37. Il est important de garder à l’esprit les dispositions de l’article 5 du Statut exposées dans la section Dispositions applicables à cette décision.

 

Analyse

38. Les arguments de la Défense dans l’exception aux fins d’irrecevabilité des déclarations recueillies alors que l’accusé avait encore le statut de suspect, peuvent être rassemblés sous le titre général de violation des droits du suspect, visés aux articles 18 du Statut et 42 du Règlement.

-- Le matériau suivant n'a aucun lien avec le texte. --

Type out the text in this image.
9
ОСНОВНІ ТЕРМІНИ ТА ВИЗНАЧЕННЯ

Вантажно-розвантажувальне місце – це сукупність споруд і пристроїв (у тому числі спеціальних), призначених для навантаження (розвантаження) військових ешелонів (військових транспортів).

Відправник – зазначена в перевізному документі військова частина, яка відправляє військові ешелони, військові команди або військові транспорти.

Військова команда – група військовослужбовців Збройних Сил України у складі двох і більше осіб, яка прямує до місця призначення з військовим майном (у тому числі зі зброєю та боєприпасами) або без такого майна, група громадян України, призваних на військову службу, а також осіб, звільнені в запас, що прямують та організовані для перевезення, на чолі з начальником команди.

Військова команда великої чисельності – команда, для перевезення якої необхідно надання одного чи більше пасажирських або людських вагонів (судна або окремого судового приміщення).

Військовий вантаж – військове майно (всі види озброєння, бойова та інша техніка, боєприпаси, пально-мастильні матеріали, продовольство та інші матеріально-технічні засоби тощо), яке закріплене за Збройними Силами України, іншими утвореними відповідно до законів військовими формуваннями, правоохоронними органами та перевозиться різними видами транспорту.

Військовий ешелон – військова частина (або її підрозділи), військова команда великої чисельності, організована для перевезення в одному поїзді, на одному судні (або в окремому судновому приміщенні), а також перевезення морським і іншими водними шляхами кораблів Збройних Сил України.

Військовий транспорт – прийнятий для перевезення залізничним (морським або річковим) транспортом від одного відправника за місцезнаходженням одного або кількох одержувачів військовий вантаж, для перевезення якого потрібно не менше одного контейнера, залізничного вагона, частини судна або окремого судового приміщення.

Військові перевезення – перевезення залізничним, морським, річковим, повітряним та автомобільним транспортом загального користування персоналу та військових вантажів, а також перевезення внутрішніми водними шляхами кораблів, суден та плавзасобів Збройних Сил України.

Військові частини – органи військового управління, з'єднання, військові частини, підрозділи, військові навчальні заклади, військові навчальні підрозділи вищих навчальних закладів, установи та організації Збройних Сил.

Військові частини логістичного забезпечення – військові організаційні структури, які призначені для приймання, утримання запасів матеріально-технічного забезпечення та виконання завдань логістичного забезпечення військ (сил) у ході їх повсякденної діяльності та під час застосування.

39. La Chambre de première instance estime qu’il convient de statuer sur la question fondamentale soulevée par la Défense et contestée par l’Accusation selon laquelle la police autrichienne et l’Accusation ont conduit un seul interrogatoire couvrant toute la période. Selon la Défense, les interrogatoires ne peuvent être séparés comme s’ils étaient indépendants l’un de l’autre. L’Accusation affirme pour sa part qu’il y a bien eu deux interrogatoires indépendants et que l’accusé l’a compris ainsi. Elle fait remarquer qu’aucun des interrogatoires n’a été mené conjointement. La police autrichienne n’était pas présente à l’interrogatoire de l’Accusation, et inversement. Les procédures, les personnes, les lieux et les dates étaient différents.

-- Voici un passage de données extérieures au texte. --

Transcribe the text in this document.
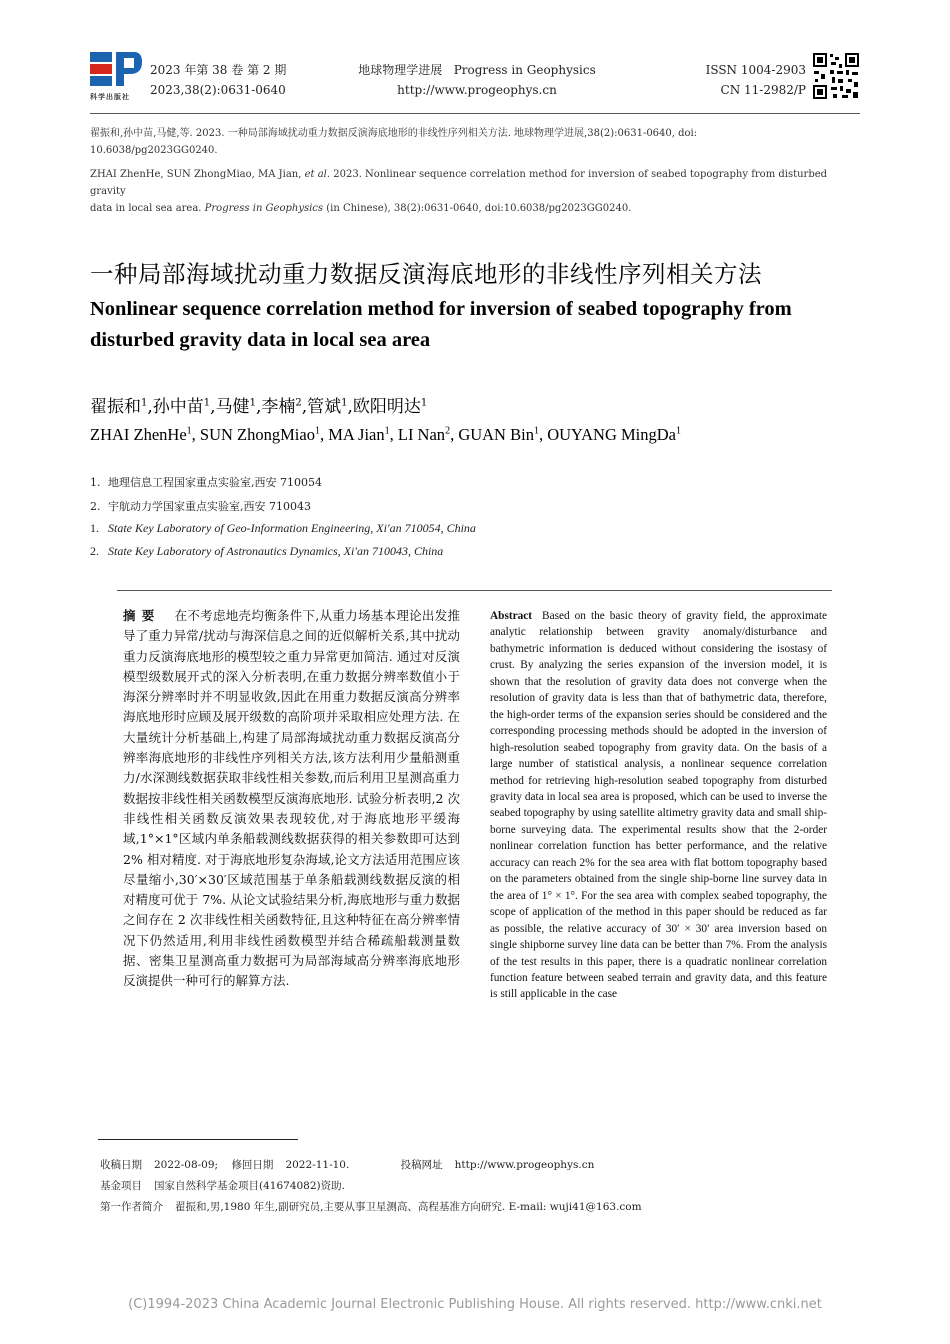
科学出版社
2023 年第 38 卷 第 2 期
2023,38(2):0631-0640
地球物理学进展 Progress in Geophysics
http://www.progeophys.cn
ISSN 1004-2903
CN 11-2982/P
翟振和,孙中苗,马健,等. 2023. 一种局部海域扰动重力数据反演海底地形的非线性序列相关方法. 地球物理学进展,38(2):0631-0640, doi:
10.6038/pg2023GG0240.
ZHAI ZhenHe, SUN ZhongMiao, MA Jian, et al. 2023. Nonlinear sequence correlation method for inversion of seabed topography from disturbed gravity
data in local sea area. Progress in Geophysics (in Chinese), 38(2):0631-0640, doi:10.6038/pg2023GG0240.
一种局部海域扰动重力数据反演海底地形的非线性序列相关方法
Nonlinear sequence correlation method for inversion of seabed topography from disturbed gravity data in local sea area
翟振和$^1$,孙中苗$^1$,马健$^1$,李楠$^2$,管斌$^1$,欧阳明达$^1$
ZHAI ZhenHe$^1$, SUN ZhongMiao$^1$, MA Jian$^1$, LI Nan$^2$, GUAN Bin$^1$, OUYANG MingDa$^1$
1. 地理信息工程国家重点实验室,西安 710054
2. 宇航动力学国家重点实验室,西安 710043
1. State Key Laboratory of Geo-Information Engineering, Xi′an 710054, China
2. State Key Laboratory of Astronautics Dynamics, Xi′an 710043, China
摘要 在不考虑地壳均衡条件下,从重力场基本理论出发推导了重力异常/扰动与海深信息之间的近似解析关系,其中扰动重力反演海底地形的模型较之重力异常更加简洁. 通过对反演模型级数展开式的深入分析表明,在重力数据分辨率数值小于海深分辨率时并不明显收敛,因此在用重力数据反演高分辨率海底地形时应顾及展开级数的高阶项并采取相应处理方法. 在大量统计分析基础上,构建了局部海域扰动重力数据反演高分辨率海底地形的非线性序列相关方法,该方法利用少量船测重力/水深测线数据获取非线性相关参数,而后利用卫星测高重力数据按非线性相关函数模型反演海底地形. 试验分析表明,2 次非线性相关函数反演效果表现较优,对于海底地形平缓海域,1°×1°区域内单条船载测线数据获得的相关参数即可达到 2% 相对精度. 对于海底地形复杂海域,论文方法适用范围应该尽量缩小,30′×30′区域范围基于单条船载测线数据反演的相对精度可优于 7%. 从论文试验结果分析,海底地形与重力数据之间存在 2 次非线性相关函数特征,且这种特征在高分辨率情况下仍然适用,利用非线性函数模型并结合稀疏船载测量数据、密集卫星测高重力数据可为局部海域高分辨率海底地形反演提供一种可行的解算方法.
Abstract Based on the basic theory of gravity field, the approximate analytic relationship between gravity anomaly/disturbance and bathymetric information is deduced without considering the isostasy of crust. By analyzing the series expansion of the inversion model, it is shown that the resolution of gravity data does not converge when the resolution of gravity data is less than that of bathymetric data, therefore, the high-order terms of the expansion series should be considered and the corresponding processing methods should be adopted in the inversion of high-resolution seabed topography from gravity data. On the basis of a large number of statistical analysis, a nonlinear sequence correlation method for retrieving high-resolution seabed topography from disturbed gravity data in local sea area is proposed, which can be used to inverse the seabed topography by using satellite altimetry gravity data and small ship-borne surveying data. The experimental results show that the 2-order nonlinear correlation function has better performance, and the relative accuracy can reach 2% for the sea area with flat bottom topography based on the parameters obtained from the single ship-borne line survey data in the area of 1° × 1°. For the sea area with complex seabed topography, the scope of application of the method in this paper should be reduced as far as possible, the relative accuracy of 30′ × 30′ area inversion based on single shipborne survey line data can be better than 7%. From the analysis of the test results in this paper, there is a quadratic nonlinear correlation function feature between seabed terrain and gravity data, and this feature is still applicable in the case
收稿日期 2022-08-09; 修回日期 2022-11-10.	投稿网址 http://www.progeophys.cn
基金项目 国家自然科学基金项目(41674082)资助.
第一作者简介 翟振和,男,1980 年生,副研究员,主要从事卫星测高、高程基准方向研究. E-mail: wuji41@163.com
(C)1994-2023 China Academic Journal Electronic Publishing House. All rights reserved. http://www.cnki.net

40. Les éléments de preuve soumis à la Chambre de première instance montrent clairement qu’il y a eu deux interrogatoires du suspect : celui conduit par les membres de la police autrichienne le 18 mars et celui mené du 19 au 21 mars par le Bureau du Procureur. Il appert que la police autrichienne a conduit son enquête et informé le suspect de ses droits en application du droit autrichien. L’interrogatoire de l’Accusation a été mené en conformité aux dispositions du Règlement. Il est indéniable, comme l’a fait remarquer l’Accusation, que des équipes différentes ont mené chacun des interrogatoires. Nous acceptons donc l’argument de l’Accusation qu’il y a eu deux interrogatoires. La contiguïté temporelle et les circonstances ne doivent pas dissimuler le fait qu’il s’agissait de deux interrogatoires indépendants et séparés du suspect. L’interrogatoire mené par l’Accusation ne peut être considéré comme une continuation de celui de la police autrichienne qui avait pour but l’extradition de l’accusé. Celui de l’Accusation cherchait à établir les crimes importants ressortissant de la compétence du Tribunal international. Leurs objectifs étaient distincts et différents.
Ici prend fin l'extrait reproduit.